Actually, I didn’t plumb fcntl through because just about nothing else plumbs it through either, but I’ll go ahead and do so.

> The man pages should probably be reworded with that in mind.
> 
> The exact relationships of the {event,timer}fd_*() functions
> and read()/write() is also not clear to me - are those just wrappers
> around read/write or are they distinct sys calls of their own?

In the case of eventfd_read() and eventfd_write(), those are in fact just wrappers around read() and write(), they’re implemented in libc, and they’re provided only because Linux also provides them and I was aiming for API compatibility.

In the case of timerfd, Linux does not provide a timerfd_read() wrapper, so I also did not.  timerfd_gettime() and timerfd_settime() are not wrappers around anything.  They are themselves system calls, just as they are on Linux.

> I initially assumed the former, but then I see that timerfd_settimer()
> has an extra flags arg, which write() (I presume) has no easy way to
> pass in, so now I am not sure.
> 
> If these are distinct operations how to actual read()/write() interact?

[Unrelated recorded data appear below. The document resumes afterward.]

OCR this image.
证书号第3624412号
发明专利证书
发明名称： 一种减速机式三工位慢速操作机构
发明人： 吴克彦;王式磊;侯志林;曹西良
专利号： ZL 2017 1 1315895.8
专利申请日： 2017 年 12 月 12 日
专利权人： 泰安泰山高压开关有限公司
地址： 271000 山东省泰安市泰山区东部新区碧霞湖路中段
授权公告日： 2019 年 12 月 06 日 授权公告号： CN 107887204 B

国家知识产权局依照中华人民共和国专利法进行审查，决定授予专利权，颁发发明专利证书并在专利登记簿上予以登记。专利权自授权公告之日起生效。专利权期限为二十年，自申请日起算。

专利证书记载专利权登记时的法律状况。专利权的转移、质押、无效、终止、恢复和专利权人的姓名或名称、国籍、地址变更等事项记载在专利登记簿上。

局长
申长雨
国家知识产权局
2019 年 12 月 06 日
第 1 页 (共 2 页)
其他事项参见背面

The behavior of timerfd with respect to read is documented in my man page:

     Each time a timerfd timer expires, an internal counter is incremented.
     Reads return the value of this counter as an unsigned 64-bit integer and
     reset the counter to 0.  If the value of the counter is 0, then reads
     will block, unless the timerfd object was created with TFD_NONBLOCK.

Writes to a timerfd return an error.  I will clarify this in the man page.

> Finally, what does fstat() return about these fds?   What is the dev_t ?
> What is the inode number, is the link count meaningfil, how about the
> uid and permissions?    And what affects the time fields?

For timerfd:

        struct timespec tfd_btime;      /* time created */
        struct timespec tfd_mtime;      /* last timerfd_settime() */
        struct timespec tfd_atime;      /* last read */

For eventfd:

        struct timespec efd_btime;      /* time created */
        struct timespec efd_mtime;      /* last write */
        struct timespec efd_atime;      /* last read */

Of course, we don’t document what these are for other kinds of descriptors, so I didn’t spend a lot of time documenting it for these.  It certainly might be a nice idea to fully document the stat info for every descriptor type in the system, but I don’t think the lack of that information (for which there is no standardized format, it seems, since no other descriptor types seem to document it) should be considered a blocker for adding these calls.